Young players can improve their minds

By JOAN WHITELY
REVIEW-JOURNAL


Video games do have more benefits than pure babysitter appeal, that is, their ability to engross a player and keep him or her from more bothersome types of behavior.

Playing handheld video games is also effective at lowering pre-surgery anxiety in children. In fact, it was more effective than drugs or a parent's presence, according to a report on a study that appeared in the March issue of Anesthesiology News. Dr. Anuradha Patel, an assistant professor at New Jersey Medical School did the study.

"If the game is really enjoyable, patients' minds are put off from the impending surgery. If they have built up any tension, it goes into the game," said one physician, Cllifford Gevirtz, medical director of Metro Pain Management in New York, about the findings.

But players intuitively believe the games are good for more than distraction or entertainment. "It opens the brain," claims Las Vegan Nate Swindell, 21, who was shopping recently at a GameStop. Swindell, who says he has been playing since childhood, cited some intellectual challenges: "You have to complete a strategy. It has puzzles to it. You have to read."

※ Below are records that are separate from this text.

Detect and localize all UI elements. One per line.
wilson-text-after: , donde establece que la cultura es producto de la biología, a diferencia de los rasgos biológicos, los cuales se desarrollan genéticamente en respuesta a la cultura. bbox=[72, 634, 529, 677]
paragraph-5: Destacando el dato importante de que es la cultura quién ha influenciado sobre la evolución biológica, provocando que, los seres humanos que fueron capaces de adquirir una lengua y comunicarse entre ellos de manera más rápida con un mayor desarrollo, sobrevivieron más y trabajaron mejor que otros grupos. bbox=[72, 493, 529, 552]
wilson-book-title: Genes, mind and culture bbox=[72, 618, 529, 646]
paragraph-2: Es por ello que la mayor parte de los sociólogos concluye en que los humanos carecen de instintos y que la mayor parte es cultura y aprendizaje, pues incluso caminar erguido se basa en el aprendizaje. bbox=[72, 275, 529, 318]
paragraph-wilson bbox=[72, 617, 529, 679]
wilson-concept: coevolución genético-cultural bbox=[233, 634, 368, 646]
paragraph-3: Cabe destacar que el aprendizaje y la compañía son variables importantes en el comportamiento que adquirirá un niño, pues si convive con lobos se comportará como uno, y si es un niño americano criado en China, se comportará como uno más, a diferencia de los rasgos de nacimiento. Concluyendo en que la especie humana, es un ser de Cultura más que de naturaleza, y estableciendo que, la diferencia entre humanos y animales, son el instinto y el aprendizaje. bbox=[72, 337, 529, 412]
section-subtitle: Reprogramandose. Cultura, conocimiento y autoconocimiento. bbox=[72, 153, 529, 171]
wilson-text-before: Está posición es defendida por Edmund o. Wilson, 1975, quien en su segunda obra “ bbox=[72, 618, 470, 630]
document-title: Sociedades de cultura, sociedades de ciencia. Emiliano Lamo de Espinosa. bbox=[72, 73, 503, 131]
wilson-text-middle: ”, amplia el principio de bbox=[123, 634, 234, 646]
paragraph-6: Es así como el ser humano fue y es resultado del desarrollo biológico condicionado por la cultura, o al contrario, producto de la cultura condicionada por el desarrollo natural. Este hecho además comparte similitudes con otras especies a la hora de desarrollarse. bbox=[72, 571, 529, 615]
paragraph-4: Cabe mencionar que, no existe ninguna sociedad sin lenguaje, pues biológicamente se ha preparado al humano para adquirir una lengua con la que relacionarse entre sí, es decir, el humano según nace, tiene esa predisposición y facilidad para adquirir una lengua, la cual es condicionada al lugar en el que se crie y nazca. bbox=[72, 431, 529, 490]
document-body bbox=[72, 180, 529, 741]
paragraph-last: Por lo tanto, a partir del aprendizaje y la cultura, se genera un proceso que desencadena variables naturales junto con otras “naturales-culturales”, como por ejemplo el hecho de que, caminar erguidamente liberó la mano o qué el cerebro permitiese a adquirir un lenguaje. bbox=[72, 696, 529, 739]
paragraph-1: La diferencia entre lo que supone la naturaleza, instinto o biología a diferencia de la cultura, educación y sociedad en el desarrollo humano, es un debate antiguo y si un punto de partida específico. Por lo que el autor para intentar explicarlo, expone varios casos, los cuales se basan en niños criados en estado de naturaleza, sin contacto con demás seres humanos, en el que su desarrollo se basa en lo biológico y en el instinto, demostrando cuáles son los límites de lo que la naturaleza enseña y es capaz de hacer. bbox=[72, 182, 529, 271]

Bill Speer, a professor at the University of Nevada, Las Vegas, agrees video games can stimulate children's minds in beneficial ways, provided that parents are monitoring the amount and type of play. He is interim associate dean of the College of Education as well as co-director of the UNLV Center for Mathematics and Science Education.

For one, age-appropriate games can extend a child's knowledge base, according to Speer. An alphabet-based game, for example, has content that helps children playfully practice formation, recognition and matching of letters.

Second, a game can help a child develop fine and gross motor skills as they learn to manipulate controls to cause a cursor or character on the screen to move. Children used to acquire dexterity by games such as jacks or marbles.

Third, a video game can help a child develop "game strategy." Speer says, "the latter involves young children forming their own hypotheses" on what choices will help them advance through a game. Before the video age, one way children used to acquire this was by playing tic-tac-toe.